Probability of Love...

Firstly, beautiful girls in engineering college?? You do know that it is not possible?

I'm kidding. Stereotype be still rampant among all my peers. Let's get to the question.

The total number of ways that the $5$ friends can fall in love is obviously $10^5$ as each person has $10$ choices.

Now, we need the number of cases where all of them fall for different persons. The way to do this is to choose five girls from the ten and pair them with each guy keeping in mind the order. This means we have $10C_5$ ways of choosing and $5!$ ways of pairing the chosen persons. Hence, the total number of favorable cases is $10C_5*5!$ . You can simply think of this as permutation of $10$ things taken $5$ at a time, i.e. $10P_5$ .

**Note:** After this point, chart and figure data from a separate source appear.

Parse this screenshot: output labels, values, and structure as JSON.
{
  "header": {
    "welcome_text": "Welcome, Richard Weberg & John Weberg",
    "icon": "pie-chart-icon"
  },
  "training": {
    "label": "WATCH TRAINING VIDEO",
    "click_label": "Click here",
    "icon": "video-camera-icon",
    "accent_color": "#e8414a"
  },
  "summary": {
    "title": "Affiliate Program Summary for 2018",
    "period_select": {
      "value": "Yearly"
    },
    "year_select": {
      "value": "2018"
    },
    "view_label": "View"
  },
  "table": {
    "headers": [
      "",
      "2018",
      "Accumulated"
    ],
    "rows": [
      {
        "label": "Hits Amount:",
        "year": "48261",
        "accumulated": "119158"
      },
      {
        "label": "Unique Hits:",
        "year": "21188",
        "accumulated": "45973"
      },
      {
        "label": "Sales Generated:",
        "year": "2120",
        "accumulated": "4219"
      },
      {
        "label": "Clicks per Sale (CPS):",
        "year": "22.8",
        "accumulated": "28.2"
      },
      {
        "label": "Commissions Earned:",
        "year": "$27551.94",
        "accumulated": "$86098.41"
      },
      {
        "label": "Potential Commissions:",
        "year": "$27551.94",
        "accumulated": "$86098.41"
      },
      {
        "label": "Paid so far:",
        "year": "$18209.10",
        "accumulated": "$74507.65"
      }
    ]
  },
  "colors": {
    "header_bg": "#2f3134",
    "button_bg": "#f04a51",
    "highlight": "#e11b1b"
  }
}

Therefore, the required probability is: $(10P_5)/10^5=189/625$

$189+625=\boxed{814}$

Total ways in which these $5$ boys can fall in love $= 10 \times 10 \times 10 \times 10 \times 10$

Total ways in which there $5$ boys fall in love such that their dream girls are different $= 10 \times 9 \times 8 \times 7 \times 6$

Probability that they don't clash over their dream girls $= \dfrac{10 \times 9 \times 8 \times 7 \times 6}{10 \times 10 \times 10 \times 10 \times 10} = \dfrac{9 \times 7 \times 3}{25 \times 25} = \dfrac{189}{625}$

From a probability perspective:

The first boy has probability $1$ of choosing an unchosen girl; the next, a $\tfrac{9}{10}$ probability; then $\tfrac{8}{10}$ , and so on. Each choice is independent, so:

$P = 1\cdot\tfrac{9}{10}\cdot\tfrac{8}{10}\cdot\tfrac{7}{10}\cdot\tfrac{6}{10} = \tfrac{189}{625}$ .

$189 + 625 = 814.$